Nenhuma obra cinematográfica sai
incólume em relação aos efeitos da época em que é gerada. Nos últimos anos, o
Cinema presenciou a relativização do heroísmo, questionando seus heróis e estudando
o homem que enverga o ícone. Passaram por essa revitalização ícones das telas,
como o Batman e 007, que tiveram seu heroísmo exibido, sim, mas apenas como um
dos traços que faziam de Bruce Wayne e James Bond os seres humanos, admiráveis
mas passíveis de falhas, que eram.
Noé
segue a mesma cartilha. A adaptação para as telas de parte do livro de Gênesis,
além de um longa que reapresenta o subgênero do épico bíblico para as novas
gerações, é também um filme que estuda o homem por trás do mito. Esse é,
inclusive, o ponto mais interessante do longa: o Noé vivido por Russell Crowe
(com a canastrice apenas um pouco controlada) é um homem que apesar de
escolhido para salvar os inocentes do Dilúvio, acaba tendo que interpretar, não
necessariamente da maneira correta, as mensagens que lhe são enviadas pelo
Criador.
Esse viés humano não é novidade na
carreira do diretor Darren Aronofsky. Pelo contrário, se analisado em
perspectiva, Noé é um filme que, do
ponto de vista do tratamento dado ao protagonista, se encaixa bem na
filmografia do diretor. Em sua obstinação e força de vontade, sacrificando sua
sanidade e dificultando sua relação com a família (que possui Jennifer Connelly
como esposa e Emma Watson como filha adotiva), Noé não difere muito de Nina ou Randy, dos ótimos Cisne Negro e O Lutador que, ao contrário de Crowe, eram muito bem conduzidos por
Natalie Portman e Mickey Rourke. O roteiro (escrito por Aronofsky e Ari Handel)

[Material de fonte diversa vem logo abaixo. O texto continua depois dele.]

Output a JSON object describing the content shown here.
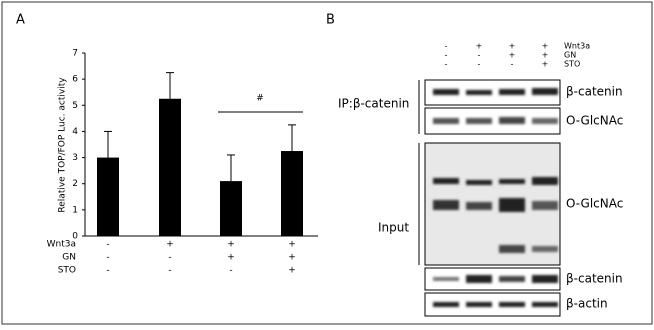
{
  "chart_data": {
    "type": "bar",
    "panel_label": "A",
    "y_label": "Relative TOP/FOP Luc. activity",
    "categories": [
      null,
      null,
      null,
      null
    ],
    "values": [
      3.0,
      5.25,
      2.1,
      3.25
    ],
    "errors": [
      1.0,
      1.0,
      1.0,
      1.0
    ],
    "color": "#000000",
    "ylim": [
      0,
      7
    ],
    "yticks": [
      0,
      1,
      2,
      3,
      4,
      5,
      6,
      7
    ],
    "grid": false,
    "annotation": "#",
    "conditions": [
      {
        "name": "Wnt3a",
        "signs": [
          "-",
          "+",
          "+",
          "+"
        ]
      },
      {
        "name": "GN",
        "signs": [
          "-",
          "-",
          "+",
          "+"
        ]
      },
      {
        "name": "STO",
        "signs": [
          "-",
          "-",
          "-",
          "+"
        ]
      }
    ]
  },
  "panel_b": {
    "panel_label": "B",
    "conditions": [
      {
        "name": "Wnt3a",
        "signs": [
          "-",
          "+",
          "+",
          "+"
        ]
      },
      {
        "name": "GN",
        "signs": [
          "-",
          "-",
          "+",
          "+"
        ]
      },
      {
        "name": "STO",
        "signs": [
          "-",
          "-",
          "-",
          "+"
        ]
      }
    ],
    "group_labels": [
      "IP:β-catenin",
      "Input"
    ],
    "blot_labels": [
      "β-catenin",
      "O-GlcNAc",
      "O-GlcNAc",
      "β-catenin",
      "β-actin"
    ]
  }
}
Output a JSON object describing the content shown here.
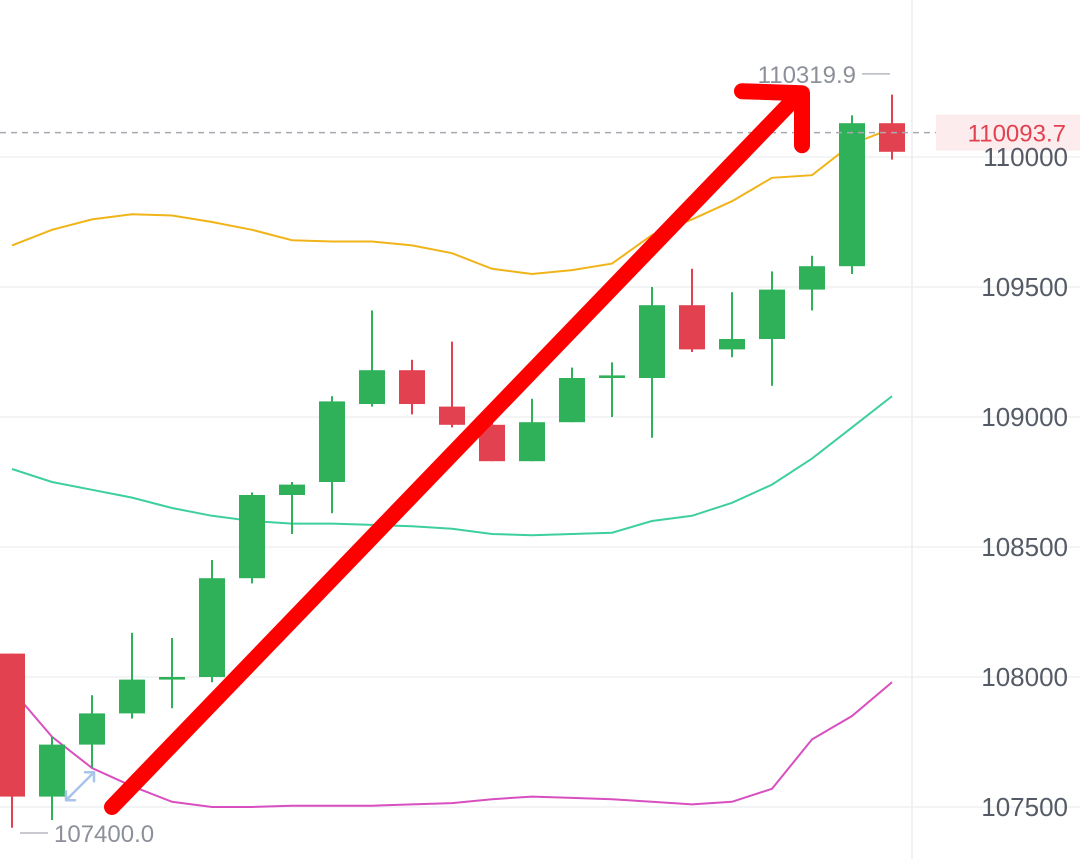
{
  "chart_data": {
    "type": "candlestick",
    "title": "",
    "xlabel": "",
    "ylabel": "",
    "ylim": [
      107300,
      110580
    ],
    "y_ticks": [
      "107500",
      "108000",
      "108500",
      "109000",
      "109500",
      "110000"
    ],
    "colors": {
      "up": "#2fb15a",
      "down": "#e2424f",
      "upper_band": "#f0b418",
      "middle_band": "#3ecf9f",
      "lower_band": "#d84fc0",
      "arrow": "#ff0000",
      "current_price": "#e2424f",
      "grid": "#eef0f2",
      "axis_text": "#555b66"
    },
    "candles": [
      {
        "open": 108090,
        "close": 107540,
        "high": 108090,
        "low": 107420
      },
      {
        "open": 107540,
        "close": 107740,
        "high": 107770,
        "low": 107450
      },
      {
        "open": 107740,
        "close": 107860,
        "high": 107930,
        "low": 107650
      },
      {
        "open": 107860,
        "close": 107990,
        "high": 108170,
        "low": 107840
      },
      {
        "open": 107990,
        "close": 108000,
        "high": 108150,
        "low": 107880
      },
      {
        "open": 108000,
        "close": 108380,
        "high": 108450,
        "low": 107980
      },
      {
        "open": 108380,
        "close": 108700,
        "high": 108710,
        "low": 108360
      },
      {
        "open": 108700,
        "close": 108740,
        "high": 108750,
        "low": 108550
      },
      {
        "open": 108750,
        "close": 109060,
        "high": 109080,
        "low": 108630
      },
      {
        "open": 109050,
        "close": 109180,
        "high": 109410,
        "low": 109040
      },
      {
        "open": 109180,
        "close": 109050,
        "high": 109220,
        "low": 109010
      },
      {
        "open": 109040,
        "close": 108970,
        "high": 109290,
        "low": 108960
      },
      {
        "open": 108970,
        "close": 108830,
        "high": 108980,
        "low": 108830
      },
      {
        "open": 108830,
        "close": 108980,
        "high": 109070,
        "low": 108830
      },
      {
        "open": 108980,
        "close": 109150,
        "high": 109190,
        "low": 108980
      },
      {
        "open": 109150,
        "close": 109160,
        "high": 109210,
        "low": 109000
      },
      {
        "open": 109150,
        "close": 109430,
        "high": 109500,
        "low": 108920
      },
      {
        "open": 109430,
        "close": 109260,
        "high": 109570,
        "low": 109250
      },
      {
        "open": 109260,
        "close": 109300,
        "high": 109480,
        "low": 109230
      },
      {
        "open": 109300,
        "close": 109490,
        "high": 109560,
        "low": 109120
      },
      {
        "open": 109490,
        "close": 109580,
        "high": 109620,
        "low": 109410
      },
      {
        "open": 109580,
        "close": 110130,
        "high": 110160,
        "low": 109550
      },
      {
        "open": 110130,
        "close": 110020,
        "high": 110240,
        "low": 109990
      }
    ],
    "bands": {
      "upper": [
        109660,
        109720,
        109760,
        109780,
        109775,
        109750,
        109720,
        109680,
        109675,
        109675,
        109660,
        109630,
        109570,
        109550,
        109565,
        109590,
        109700,
        109760,
        109830,
        109920,
        109930,
        110050,
        110110
      ],
      "middle": [
        108800,
        108750,
        108720,
        108690,
        108650,
        108620,
        108600,
        108590,
        108590,
        108585,
        108580,
        108570,
        108550,
        108545,
        108550,
        108555,
        108600,
        108620,
        108670,
        108740,
        108840,
        108960,
        109080
      ],
      "lower": [
        107950,
        107770,
        107650,
        107580,
        107520,
        107500,
        107500,
        107505,
        107505,
        107505,
        107510,
        107515,
        107530,
        107540,
        107535,
        107530,
        107520,
        107510,
        107520,
        107570,
        107760,
        107850,
        107980
      ]
    },
    "annotations": {
      "high_label": "110319.9",
      "high_value": 110319.9,
      "low_label": "107400.0",
      "low_value": 107400.0,
      "current_price_label": "110093.7",
      "current_price": 110093.7
    },
    "arrow": {
      "start": {
        "index": 2.5,
        "value": 107500
      },
      "end": {
        "index": 19.6,
        "value": 110230
      }
    }
  }
}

é hábil em expor o peso do dever e a responsabilidade de ter sobre os ombros
uma ordem de Deus. Ainda mais se essa ordem envolve o extermínio da raça
humana, um Ato Divino que o texto não se priva de abordar e cuja crueldade não
teme analisar.
A revitalização não acontece apenas no
tratamento dado ao personagem principal, mas também ao gênero. São tomadas
algumas liberdades criativas em relação aos escritos bíblicos, como, por
exemplo, a arca construída em um formato prático e condizente com os recursos
que os personagens possuíam e a inclusão, e importância na trama, dos
Guardiões, que trazem uma nova perspectiva acerca dos acontecimentos, dão ao
filme uma cara mais de O Senhor dos
Anéis do que de A Bíblia... No
Início e embebem a narrativa de uma mitologia que mostra que, apesar de ser
fruto dos tempos atuais, do cinema e sua mania de realismo, Aronofsky não tem
medo de abordar o inegável teor mitológico inerente a qualquer texto religioso.
Mas ao mesmo tempo em que a intenção de
revitalizar o estilo é louvável, o mesmo não se pode dizer da realização. A sequência
da luta para entrar na arca é muito pouco empolgante para uma superprodução que
tanto prometeu em sua campanha de divulgação e o Dilúvio, apesar de bem
conduzido e com belos efeitos especiais, não consegue ser nada além disso, um
momento visualmente chamativo, mas chata e fria quando exibida no contexto. Talvez
seja por isso que os dois filmes anteriores de Aronosfky sejam tão melhores:
assim como aqui, são extremamente apaixonados por seus protagonistas, apesar de
reconhecer neles falhas que os tornam humanos. Mas na hora em que precisam
empolgar (o balé em Cisne Negro, a
luta final em O Lutador), em uma
quase epifania que inclusive ajuda a desenhar seu ponto de vista, eles são extremamente competentes, graças também ao talento de seus intérpretes.
Sobrou a Noé essa paixão, mas faltou
entrega-la ao público através da catarse.
Noah,
Darren Aronofsky, 2014
½

3 comments:
gostei muito do filme. acho que o talento do diretor ajudou muito. nao gostei dos efeitos especiais e as atuações são apenas corretas. Onde foi para o Russel Crowe de Uma mente Brilhante?
Acho a cena do dilúvio muito boa, principalmente a parte das pessoas na pedra.
Achei bom. Só isso.
Achei a história boa, de uma forma geral. Não gosto do Crowe, então não esperava nada dele.